The CEO of networking equipment manufacturer Cisco Systems sought to ease concerns about slowing growth following a poor annual revenue projection by highlighting market share gains and potential presented by artificial intelligence (AI).
The comments assisted the company’s shares in reversing direction in late-day trading on Wednesday, resulting in a gain of more than 2%. However, despite an 11% climb this year, the stock has underperformed a market-wide uptrend due to concerns that a slowdown in cloud expenditure might affect orders.
In comparison to Refinitiv’s projection of $58.38 billion, Cisco projected full-year sales to be between $57 billion and $58.20 billion. Last month, rival Juniper also provided a bleak outlook.
However, Cisco CEO Chuck Robbins stated that the firm intends to continue growing its market share in its three major networking markets, where it gained more than 3 percentage points in the first quarter.
He added that the business was probably going to be a major provider of the networking hardware required for AI workloads. “Cisco has a huge opportunity here.”
Major cloud service providers, including Microsoft, recently announced plans to spend more on the servers that power their AI services, which might be good news for companies that make switches and routers and other networking hardware.
The telecom company AT&T and the auto retailer AutoNation are among Cisco’s clients.
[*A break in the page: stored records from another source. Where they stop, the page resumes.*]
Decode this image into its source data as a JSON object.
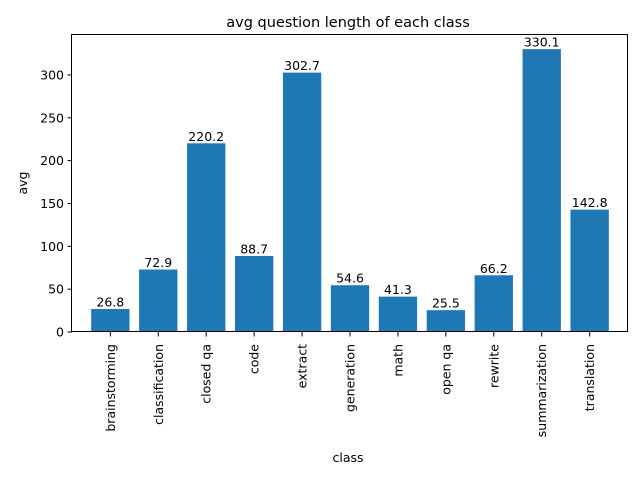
{
  "chart_data": {
    "type": "bar",
    "title": "avg question length of each class",
    "xlabel": "class",
    "ylabel": "avg",
    "categories": [
      "brainstorming",
      "classification",
      "closed qa",
      "code",
      "extract",
      "generation",
      "math",
      "open qa",
      "rewrite",
      "summarization",
      "translation"
    ],
    "values": [
      26.8,
      72.9,
      220.2,
      88.7,
      302.7,
      54.6,
      41.3,
      25.5,
      66.2,
      330.1,
      142.8
    ],
    "data_labels": [
      "26.8",
      "72.9",
      "220.2",
      "88.7",
      "302.7",
      "54.6",
      "41.3",
      "25.5",
      "66.2",
      "330.1",
      "142.8"
    ],
    "yticks": [
      0,
      50,
      100,
      150,
      200,
      250,
      300
    ],
    "ylim": [
      0,
      346.6
    ],
    "grid": false,
    "legend": "none",
    "bar_color": "#1f77b4"
  }
}
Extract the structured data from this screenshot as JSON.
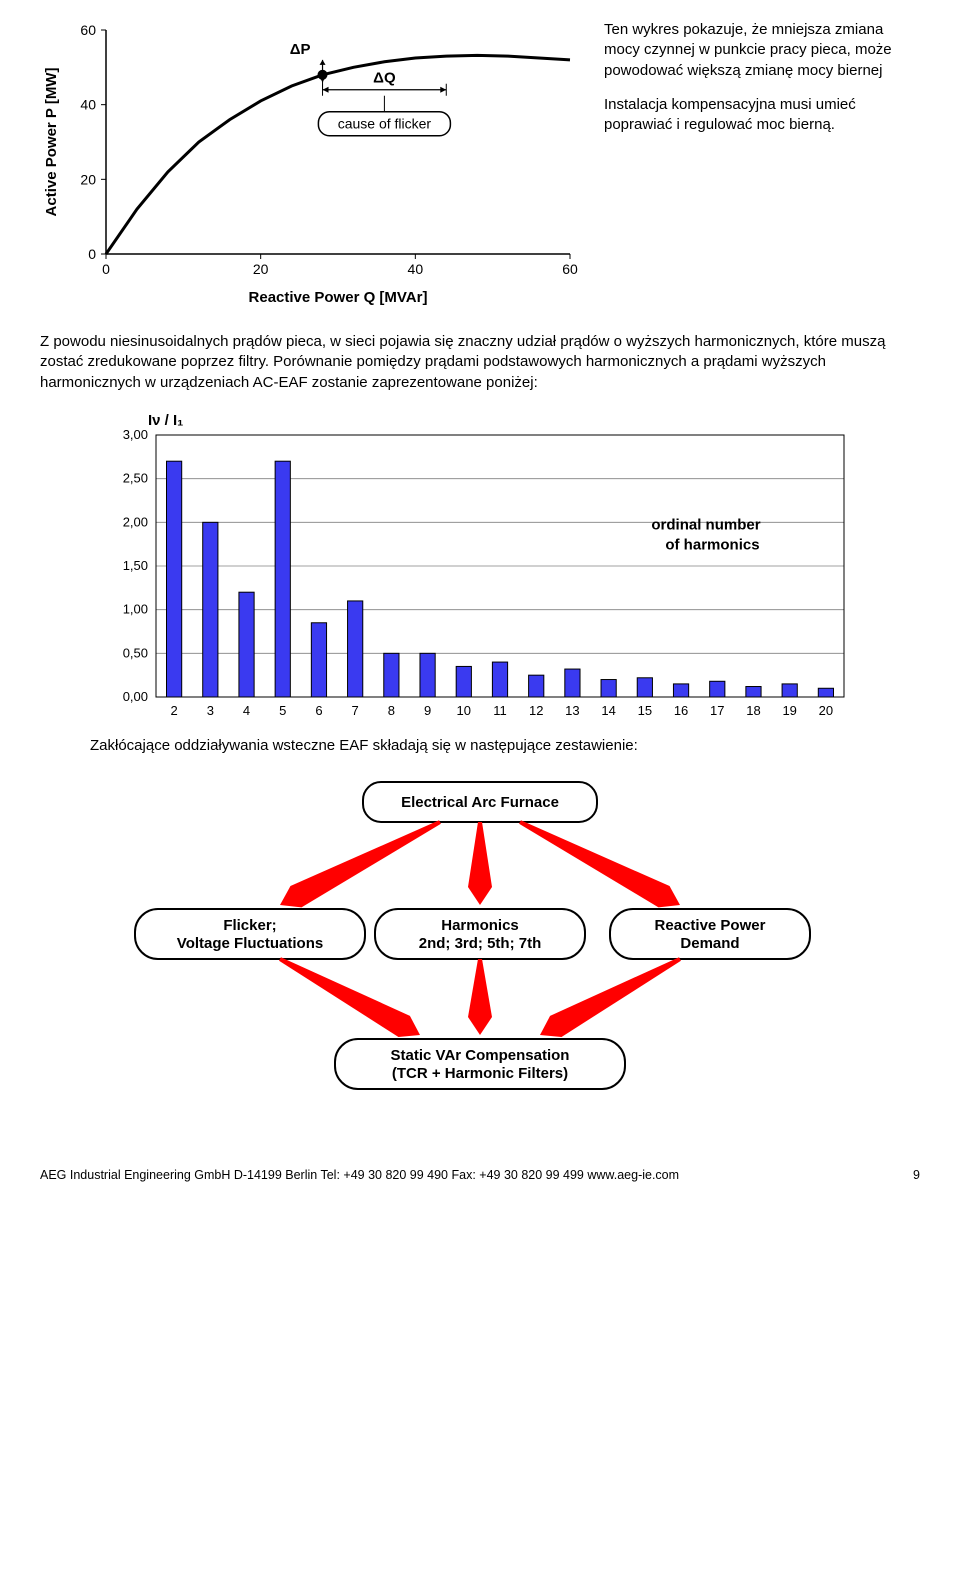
{
  "chart1": {
    "type": "line",
    "x_axis_label": "Reactive Power Q [MVAr]",
    "y_axis_label": "Active Power P  [MW]",
    "annotation_dp": "ΔP",
    "annotation_dq": "ΔQ",
    "callout": "cause of flicker",
    "x_ticks": [
      "0",
      "20",
      "40",
      "60"
    ],
    "y_ticks": [
      "0",
      "20",
      "40",
      "60"
    ],
    "xlim": [
      0,
      60
    ],
    "ylim": [
      0,
      60
    ],
    "curve_points": [
      [
        0,
        0
      ],
      [
        4,
        12
      ],
      [
        8,
        22
      ],
      [
        12,
        30
      ],
      [
        16,
        36
      ],
      [
        20,
        41
      ],
      [
        24,
        45
      ],
      [
        28,
        48
      ],
      [
        32,
        50
      ],
      [
        36,
        51.5
      ],
      [
        40,
        52.5
      ],
      [
        44,
        53
      ],
      [
        48,
        53.2
      ],
      [
        52,
        53
      ],
      [
        56,
        52.5
      ],
      [
        60,
        52
      ]
    ],
    "marker_x": 28,
    "dq_x_range": [
      28,
      44
    ],
    "dq_y": 44,
    "line_color": "#000000",
    "line_width": 3,
    "axis_color": "#000000",
    "background": "#ffffff",
    "font_size_axis": 14,
    "font_size_label": 15
  },
  "side_text": {
    "p1": "Ten wykres pokazuje, że mniejsza zmiana mocy czynnej w punkcie pracy pieca, może powodować większą zmianę mocy biernej",
    "p2": "Instalacja kompensacyjna musi umieć poprawiać i regulować moc bierną."
  },
  "body_para": "Z powodu niesinusoidalnych prądów pieca, w sieci pojawia się znaczny udział prądów o wyższych harmonicznych, które muszą zostać zredukowane poprzez filtry. Porównanie pomiędzy prądami podstawowych harmonicznych a prądami wyższych harmonicznych w urządzeniach AC-EAF zostanie zaprezentowane poniżej:",
  "chart2": {
    "type": "bar",
    "y_label": "Iν / I₁",
    "annotation": "ordinal number of harmonics",
    "categories": [
      "2",
      "3",
      "4",
      "5",
      "6",
      "7",
      "8",
      "9",
      "10",
      "11",
      "12",
      "13",
      "14",
      "15",
      "16",
      "17",
      "18",
      "19",
      "20"
    ],
    "values": [
      2.7,
      2.0,
      1.2,
      2.7,
      0.85,
      1.1,
      0.5,
      0.5,
      0.35,
      0.4,
      0.25,
      0.32,
      0.2,
      0.22,
      0.15,
      0.18,
      0.12,
      0.15,
      0.1
    ],
    "ylim": [
      0,
      3.0
    ],
    "y_ticks": [
      "0,00",
      "0,50",
      "1,00",
      "1,50",
      "2,00",
      "2,50",
      "3,00"
    ],
    "bar_fill": "#3a3af0",
    "bar_border": "#000000",
    "grid_color": "#808080",
    "font_size_axis": 13,
    "font_size_annotation": 15,
    "bar_width_ratio": 0.42
  },
  "mid_text": "Zakłócające oddziaływania wsteczne EAF składają się w następujące zestawienie:",
  "diagram": {
    "type": "flowchart",
    "arrow_color": "#ff0000",
    "node_border": "#000000",
    "node_bg": "#ffffff",
    "font_size": 15,
    "nodes": {
      "top": {
        "label": "Electrical Arc Furnace"
      },
      "left": {
        "label": "Flicker;\nVoltage Fluctuations"
      },
      "center": {
        "label": "Harmonics\n2nd; 3rd; 5th; 7th"
      },
      "right": {
        "label": "Reactive Power\nDemand"
      },
      "bottom": {
        "label": "Static VAr Compensation\n(TCR + Harmonic Filters)"
      }
    }
  },
  "footer": {
    "text": "AEG Industrial Engineering GmbH  D-14199 Berlin  Tel: +49 30 820 99 490  Fax: +49 30 820 99 499  www.aeg-ie.com",
    "page": "9"
  }
}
Cisco also reported fourth-quarter revenue of $15.20 billion, exceeding the estimate of $15.05 billion.
The business, which stands to gain from the lowered supply chain barriers, has attempted to lessen its reliance on expensive one-time hardware sales by promoting more of its software services, which are more dependable because they generate recurring revenue.
Compared to analysts’ forecasts of $1.06 per share, its adjusted quarterly profit was $1.14 per share.
Compared to the forecast of $4.04, Cisco anticipates adjusted profits per share of $4.01 to $4.08 for the entire year.